Accordingly, instead of abandoning its matrix, Dow decided to make it more flexible to better accommodate the different businesses, each with its own priorities, within a single management system. A small team of senior executives at headquarters helped set the priorities for each type of business. After priorities were identified for each business sector, one of the three elements of the matrix—function, business, or geographic area—was given primary authority in decision making. Which element took the lead varied according to the type of decision and the market or location in which the company was competing. Such flexibility that all employees understand what was occurring in the rest of the matrix. Although this may seem confusing, for years Dow claimed this flexible system worked well and credited much of its success to the quality of the decisions it facilitated.

By the mid-1990s, however, Dow had refocused its business on the chemicals industry, divesting itself of its pharmaceutical activities where the company’s performance had been unsatisfactory. Reflecting the change in corporate strategy, in 1995 Dow decided to abandon its matrix structure in favor of a more streamlined structure based on global product divisions. The matrix structure was just too complex and costly to manage in the intense competitive environment of the time, particularly given the company’s renewed focus on its commodity chemicals where competitive advantage often went to the low-cost producer. As Dow’s then-CEO put it in a 1999 interview, “We were an organization that was matrixed and depended on teamwork, but there was no one in charge. When things went well, we didn’t know whom to reward; and when things went poorly, we didn’t know whom to blame. So we created a global divisional structure and cut out layers of management.

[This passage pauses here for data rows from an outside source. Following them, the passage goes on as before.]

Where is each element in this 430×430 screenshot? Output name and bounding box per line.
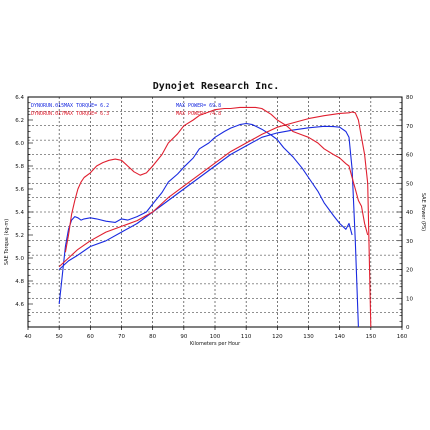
legend-max-torque: MAX TORQUE= 6.2 bbox=[64, 103, 109, 109]
x-tick-label: 40 bbox=[25, 334, 32, 340]
x-tick-label: 120 bbox=[272, 334, 283, 340]
series-dynorun-015-power bbox=[58, 125, 359, 328]
right-tick-label: 30 bbox=[406, 239, 413, 245]
legend-run-label: DYNORUN.017 bbox=[31, 111, 64, 117]
x-tick-label: 130 bbox=[303, 334, 314, 340]
left-axis-ticks: 4.6 4.8 5.0 5.2 5.4 5.6 5.8 6.0 6.2 6.4 bbox=[15, 95, 33, 328]
left-tick-label: 5.8 bbox=[15, 164, 24, 170]
right-tick-label: 20 bbox=[406, 268, 413, 274]
right-tick-label: 70 bbox=[406, 124, 413, 130]
left-tick-label: 5.2 bbox=[15, 233, 24, 239]
x-axis-ticks: 40 50 60 70 80 90 100 110 120 130 140 150 160 bbox=[25, 327, 408, 340]
series-dynorun-017-power bbox=[58, 111, 372, 328]
right-axis-label: SAE Power (PS) bbox=[420, 193, 426, 231]
right-tick-label: 80 bbox=[406, 95, 413, 101]
x-tick-label: 100 bbox=[210, 334, 221, 340]
x-tick-label: 50 bbox=[56, 334, 63, 340]
x-axis-label: Kilometers per Hour bbox=[190, 341, 241, 347]
x-tick-label: 70 bbox=[118, 334, 125, 340]
right-tick-label: 40 bbox=[406, 210, 413, 216]
left-tick-label: 5.6 bbox=[15, 187, 24, 193]
left-tick-label: 6.4 bbox=[15, 95, 24, 101]
legend-run-label: DYNORUN.015 bbox=[31, 103, 64, 109]
x-tick-label: 90 bbox=[180, 334, 187, 340]
right-tick-label: 60 bbox=[406, 153, 413, 159]
left-tick-label: 5.0 bbox=[15, 256, 24, 262]
left-tick-label: 6.2 bbox=[15, 118, 24, 124]
left-tick-label: 4.8 bbox=[15, 279, 24, 285]
left-axis-label: SAE Torque (kg-m) bbox=[4, 219, 10, 265]
legend-max-power: MAX POWER= 69.8 bbox=[176, 103, 221, 109]
series-lines bbox=[58, 106, 372, 328]
series-dynorun-017-torque bbox=[64, 106, 369, 253]
legend-max-power: MAX POWER= 74.8 bbox=[176, 111, 221, 117]
legend-max-torque: MAX TORQUE= 6.3 bbox=[64, 111, 109, 117]
x-tick-label: 140 bbox=[334, 334, 345, 340]
right-tick-label: 0 bbox=[406, 325, 410, 331]
right-tick-label: 10 bbox=[406, 296, 413, 302]
series-dynorun-015-torque bbox=[58, 122, 353, 305]
chart-title: Dynojet Research Inc. bbox=[153, 80, 279, 92]
left-tick-label: 5.4 bbox=[15, 210, 24, 216]
left-tick-label: 4.6 bbox=[15, 302, 24, 308]
legend: DYNORUN.015 MAX TORQUE= 6.2 MAX POWER= 69.… bbox=[31, 103, 221, 117]
x-tick-label: 60 bbox=[87, 334, 94, 340]
right-axis-ticks: 0 10 20 30 40 50 60 70 80 bbox=[397, 95, 413, 331]
left-tick-label: 6.0 bbox=[15, 141, 24, 147]
x-tick-label: 80 bbox=[149, 334, 156, 340]
right-tick-label: 50 bbox=[406, 181, 413, 187]
x-tick-label: 160 bbox=[397, 334, 408, 340]
x-tick-label: 150 bbox=[366, 334, 377, 340]
x-tick-label: 110 bbox=[241, 334, 252, 340]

There used to be eleven layers of management between me and the lowest-level employees; now there are five.

Questions
1. Why did Dow Chemical first adopt a matrix structure? What benefits did it hope to derive from this structure?
2. What problems emerged with this structure? How did Dow try to deal with them? In retrospect, do you think those solutions were effective?
3. Why did Dow change its structure again in the mid-1990s? What was Dow trying to achieve this time? Do you think the current structure makes sense given the industry in which Dow operates and the strategy of the firm? Why?